Kadının İnsan Hakları Derneği, kadınların insan haklarının gelişitirilmesine yönelik yasal değişikliklerin ve uygulamaların gerçekleşmesini sağlamak amacıyla, ulusal ve uluslararası düzeylerde, baskı grupları oluşturur ve eylem kampanyaları düzenler. Ulusal ve uluslararası karar mekanizmalarını etkileme çalışmaları yürütmek, yani sadece tepki göstermekle sınırlı kalmadan kendi alternatiflerimizi oluşturup kabul ettirmeyi hedeflemek ulusal ve uluslararası düzeyde ayrımcı olmayan, kadınların insan haklarını koruyan yasal bir çerçevenin oluşturulması ve devamı için kullandığımız çalışma yöntemlerimiz arasında önemli bir yer tutmaktadır. Bunu bir yandan kararları alan mekanizma ve kişilerle doğrudan ilişkiye geçerek, bir yandan basın, radyo ve televizyonlar kanalıyla kamuoyu yaratarak, baskı grupları oluşturup diğer örgütlerle birlikte kampanyalar düzenleyerek, bir yandan da yayınlar, broşürler, tartışma ve araştırmalar yoluyla savlarımızı destekleyip yaygınlaştırarak yapıyoruz.

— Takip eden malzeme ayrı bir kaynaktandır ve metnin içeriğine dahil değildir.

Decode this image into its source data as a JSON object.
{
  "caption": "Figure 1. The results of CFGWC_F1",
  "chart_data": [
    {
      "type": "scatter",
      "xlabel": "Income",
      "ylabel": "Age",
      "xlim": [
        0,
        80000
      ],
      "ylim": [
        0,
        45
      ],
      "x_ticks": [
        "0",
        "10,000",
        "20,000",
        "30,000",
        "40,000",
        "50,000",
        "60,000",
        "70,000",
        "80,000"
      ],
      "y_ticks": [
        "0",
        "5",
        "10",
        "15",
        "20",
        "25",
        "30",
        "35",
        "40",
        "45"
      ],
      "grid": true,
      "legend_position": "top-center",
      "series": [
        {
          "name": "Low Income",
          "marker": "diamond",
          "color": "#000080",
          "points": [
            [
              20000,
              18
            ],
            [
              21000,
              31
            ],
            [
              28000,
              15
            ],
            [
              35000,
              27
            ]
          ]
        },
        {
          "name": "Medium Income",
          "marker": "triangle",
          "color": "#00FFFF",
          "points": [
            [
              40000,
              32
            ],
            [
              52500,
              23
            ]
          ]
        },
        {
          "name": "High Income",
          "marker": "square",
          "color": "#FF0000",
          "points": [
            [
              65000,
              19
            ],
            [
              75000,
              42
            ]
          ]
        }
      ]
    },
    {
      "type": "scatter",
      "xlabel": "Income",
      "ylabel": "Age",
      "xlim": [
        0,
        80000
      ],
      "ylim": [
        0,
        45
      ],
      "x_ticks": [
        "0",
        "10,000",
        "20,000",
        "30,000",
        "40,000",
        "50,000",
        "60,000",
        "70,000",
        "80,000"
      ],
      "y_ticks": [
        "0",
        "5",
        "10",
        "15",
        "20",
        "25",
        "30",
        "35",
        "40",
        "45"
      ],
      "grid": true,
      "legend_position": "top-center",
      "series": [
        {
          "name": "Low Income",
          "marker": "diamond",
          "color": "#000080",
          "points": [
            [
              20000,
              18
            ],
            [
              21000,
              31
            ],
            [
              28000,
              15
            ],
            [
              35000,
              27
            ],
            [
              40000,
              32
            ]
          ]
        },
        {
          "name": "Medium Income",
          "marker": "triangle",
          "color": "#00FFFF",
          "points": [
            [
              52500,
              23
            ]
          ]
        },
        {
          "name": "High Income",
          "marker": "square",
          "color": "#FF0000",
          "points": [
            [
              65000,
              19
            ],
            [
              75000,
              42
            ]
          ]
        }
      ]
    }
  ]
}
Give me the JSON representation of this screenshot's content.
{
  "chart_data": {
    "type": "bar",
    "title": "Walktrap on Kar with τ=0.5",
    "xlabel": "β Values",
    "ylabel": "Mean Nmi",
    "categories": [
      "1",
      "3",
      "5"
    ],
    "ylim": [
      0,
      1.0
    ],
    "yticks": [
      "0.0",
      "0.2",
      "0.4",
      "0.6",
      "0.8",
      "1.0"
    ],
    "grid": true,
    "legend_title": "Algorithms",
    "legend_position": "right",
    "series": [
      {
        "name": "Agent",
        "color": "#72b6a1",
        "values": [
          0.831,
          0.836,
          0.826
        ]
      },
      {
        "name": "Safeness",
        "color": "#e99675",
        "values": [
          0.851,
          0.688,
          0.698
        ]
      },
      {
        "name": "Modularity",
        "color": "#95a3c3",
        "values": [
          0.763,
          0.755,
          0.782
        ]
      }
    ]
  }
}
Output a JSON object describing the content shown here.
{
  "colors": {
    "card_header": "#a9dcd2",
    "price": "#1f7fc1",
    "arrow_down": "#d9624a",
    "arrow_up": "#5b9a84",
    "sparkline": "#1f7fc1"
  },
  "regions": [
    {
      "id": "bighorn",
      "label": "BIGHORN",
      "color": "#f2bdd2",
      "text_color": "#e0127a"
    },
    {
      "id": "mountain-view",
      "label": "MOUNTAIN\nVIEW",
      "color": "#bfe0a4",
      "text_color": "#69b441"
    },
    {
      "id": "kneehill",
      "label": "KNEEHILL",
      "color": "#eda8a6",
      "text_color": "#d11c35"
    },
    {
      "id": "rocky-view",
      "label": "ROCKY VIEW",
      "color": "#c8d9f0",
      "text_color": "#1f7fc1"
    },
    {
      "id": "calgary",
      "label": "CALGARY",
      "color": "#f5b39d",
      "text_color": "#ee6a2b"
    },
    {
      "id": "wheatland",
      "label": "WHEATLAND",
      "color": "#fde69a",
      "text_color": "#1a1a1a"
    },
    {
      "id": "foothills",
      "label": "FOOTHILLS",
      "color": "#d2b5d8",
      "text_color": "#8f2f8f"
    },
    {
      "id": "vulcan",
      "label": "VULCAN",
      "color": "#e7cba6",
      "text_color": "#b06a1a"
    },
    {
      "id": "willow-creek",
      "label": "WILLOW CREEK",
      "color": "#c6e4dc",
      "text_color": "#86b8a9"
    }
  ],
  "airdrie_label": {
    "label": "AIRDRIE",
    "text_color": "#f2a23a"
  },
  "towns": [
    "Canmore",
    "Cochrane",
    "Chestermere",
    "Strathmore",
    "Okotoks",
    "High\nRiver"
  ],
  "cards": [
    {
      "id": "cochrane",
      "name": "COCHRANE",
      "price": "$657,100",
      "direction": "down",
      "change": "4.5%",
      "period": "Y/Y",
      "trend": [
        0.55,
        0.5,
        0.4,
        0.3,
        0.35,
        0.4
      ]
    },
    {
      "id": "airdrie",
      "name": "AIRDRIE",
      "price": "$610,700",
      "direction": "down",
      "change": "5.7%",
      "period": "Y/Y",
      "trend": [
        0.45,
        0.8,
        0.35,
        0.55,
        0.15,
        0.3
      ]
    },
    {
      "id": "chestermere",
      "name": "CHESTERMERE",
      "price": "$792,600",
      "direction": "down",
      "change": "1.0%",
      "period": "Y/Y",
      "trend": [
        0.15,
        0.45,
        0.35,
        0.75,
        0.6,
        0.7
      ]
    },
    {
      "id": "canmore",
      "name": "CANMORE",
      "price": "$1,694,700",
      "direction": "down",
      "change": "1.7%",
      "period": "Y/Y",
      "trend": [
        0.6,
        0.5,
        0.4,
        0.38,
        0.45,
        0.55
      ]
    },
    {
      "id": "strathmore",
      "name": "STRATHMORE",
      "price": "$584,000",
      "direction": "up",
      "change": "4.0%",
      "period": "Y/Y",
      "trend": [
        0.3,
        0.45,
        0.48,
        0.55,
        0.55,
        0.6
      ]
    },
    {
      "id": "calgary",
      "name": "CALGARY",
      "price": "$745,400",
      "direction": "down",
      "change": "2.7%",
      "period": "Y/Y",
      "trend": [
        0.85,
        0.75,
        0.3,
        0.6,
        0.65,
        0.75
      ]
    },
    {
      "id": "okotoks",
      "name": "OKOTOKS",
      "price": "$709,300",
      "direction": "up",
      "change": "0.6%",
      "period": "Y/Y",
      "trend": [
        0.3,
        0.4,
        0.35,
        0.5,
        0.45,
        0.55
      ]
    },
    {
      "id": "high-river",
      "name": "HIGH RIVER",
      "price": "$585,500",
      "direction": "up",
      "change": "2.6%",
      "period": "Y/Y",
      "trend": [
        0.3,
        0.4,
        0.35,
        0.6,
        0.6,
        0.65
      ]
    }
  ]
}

Uluslararası sözleşmelerde alınan kararlar ve atılan imzalar, diğer ülkelerde elde edilmiş kazanımlar bu çalışmalarımızın önemli dayanakları arasında yer alıyor. Hükümetlerin girdikleri taahhütlerin zaman ve gerçekleşme açılarından ölçülebilir kriterlere bağlanmasının önemi ulusal alanda yürüttüğümüz çalışmalarda kendisini açıkça ortaya koyuyor. Bunun yanı sıra, Kadının İnsan Hakları Derneği Türkiye genelinde, 4320 ailenin korunmasına dair kanun kampanyası, 2000-2001 Medeni Kanun Reformu, 2001 CEDAW protokolünün yürürlüğe sokulması, ve 2002 – 2004 Kadın Bakış Açısından TCK Kampanyası dahil birçok kampanya başlatmış ve koordine etmiştir. Bu kampanyalar içerisinde TCK Kampanyası, kadın erkek eşitliğinin sağlanması, ve kadınların ve çocukların bedensel ve cinsel haklarının yasal olarak korunabilmesi için önerdiğimiz 30′dan fazla değişikliğin kabul edilmiş olması yönüyle çok büyük bir önem teşkil ediyor.